Today, Sen. Clinton put the cherry on it with this gem: "Elite opinion is always on the side of doing things that really disadvantages the vast majority of Americans.” Elite opinion: this includes the people who populate think tanks, conduct research and analyze information. The people who come from the great institutions of learning where they spent years learning and thinking and honing their judgment and acumen. The people who are paid, often pretty well, to know what they're talking about.
This of course is the tactic Bush often used to disparage opponents of his policies: classics here include the "I've read the report put out by the bureaucracy" dismissal of a major study on global warming, and his perennial jibe at any nearby eggheads by reminding them that he, the C-student, is the president. It's a cheap emotional appeal, a call to irrational resentment barely fig-leafed by an appeal to "common sense" folk wisdom.
But he's using it for an end. In the Clintons' case, using the tactic is the end. The gas tax holiday isn't going to happen: it's opposed in the House, and its prospects aren't good in the Senate. And it's certainly not going to happen before Memorial Day. Clinton, of course, knows this; even were she there at, y'know, her day job, buttonholing colleagues and cutting deals and generally doing the things that Senate champions do to try and pass their favored legislation, there's no way something gets to the president's desk with broad support in anything like the three weeks until the holiday.

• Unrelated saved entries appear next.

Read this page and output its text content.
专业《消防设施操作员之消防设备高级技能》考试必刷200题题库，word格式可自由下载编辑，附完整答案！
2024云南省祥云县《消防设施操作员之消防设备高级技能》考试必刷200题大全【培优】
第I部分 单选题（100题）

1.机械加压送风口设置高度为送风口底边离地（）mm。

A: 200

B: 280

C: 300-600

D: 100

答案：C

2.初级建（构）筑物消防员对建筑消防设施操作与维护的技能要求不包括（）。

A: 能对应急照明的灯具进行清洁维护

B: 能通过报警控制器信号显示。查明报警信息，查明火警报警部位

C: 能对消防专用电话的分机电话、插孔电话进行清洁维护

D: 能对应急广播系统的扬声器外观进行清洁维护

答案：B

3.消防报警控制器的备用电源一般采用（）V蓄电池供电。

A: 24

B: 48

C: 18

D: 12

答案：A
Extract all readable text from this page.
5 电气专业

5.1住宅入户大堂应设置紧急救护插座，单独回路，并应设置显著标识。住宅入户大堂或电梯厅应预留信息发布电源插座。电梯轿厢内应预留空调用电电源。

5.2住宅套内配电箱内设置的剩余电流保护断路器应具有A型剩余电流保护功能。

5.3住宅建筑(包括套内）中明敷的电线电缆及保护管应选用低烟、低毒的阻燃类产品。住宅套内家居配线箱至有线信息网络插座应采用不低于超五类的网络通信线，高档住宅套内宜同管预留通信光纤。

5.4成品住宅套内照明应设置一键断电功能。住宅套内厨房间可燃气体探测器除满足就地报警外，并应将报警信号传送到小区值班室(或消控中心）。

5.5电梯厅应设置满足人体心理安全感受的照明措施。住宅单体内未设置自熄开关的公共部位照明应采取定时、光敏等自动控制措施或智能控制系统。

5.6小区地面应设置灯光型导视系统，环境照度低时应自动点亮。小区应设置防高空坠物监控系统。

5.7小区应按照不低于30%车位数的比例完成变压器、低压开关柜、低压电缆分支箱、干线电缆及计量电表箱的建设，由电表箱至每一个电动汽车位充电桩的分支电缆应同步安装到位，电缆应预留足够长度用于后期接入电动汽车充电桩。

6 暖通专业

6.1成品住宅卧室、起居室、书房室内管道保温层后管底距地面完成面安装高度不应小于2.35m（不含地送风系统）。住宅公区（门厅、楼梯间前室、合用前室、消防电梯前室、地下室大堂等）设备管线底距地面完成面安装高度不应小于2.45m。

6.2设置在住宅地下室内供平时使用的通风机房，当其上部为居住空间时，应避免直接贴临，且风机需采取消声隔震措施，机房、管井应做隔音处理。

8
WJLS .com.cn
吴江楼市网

So Clinton is pushing a plan that, if implemented, would have no impact on the problem it theoretically addresses, while exerting a painful opportunity cost (among other costs) in policy terms. The plan can't be implemented, for the practical reasons noted above. And she's doing it solely because it advances the beyond-risible "heartland fighter versus sissified elitist smartypants" storyline she's trying to peddle in hopes of taking the nomination.
This is a strategy that panders to, even glorifies, ignorance as a virtue. It's pretty much certain that Clinton knows better--which illuminates the bottomless cynicism of her political character. And if she doesn't know better, that's a fairly significant problem too.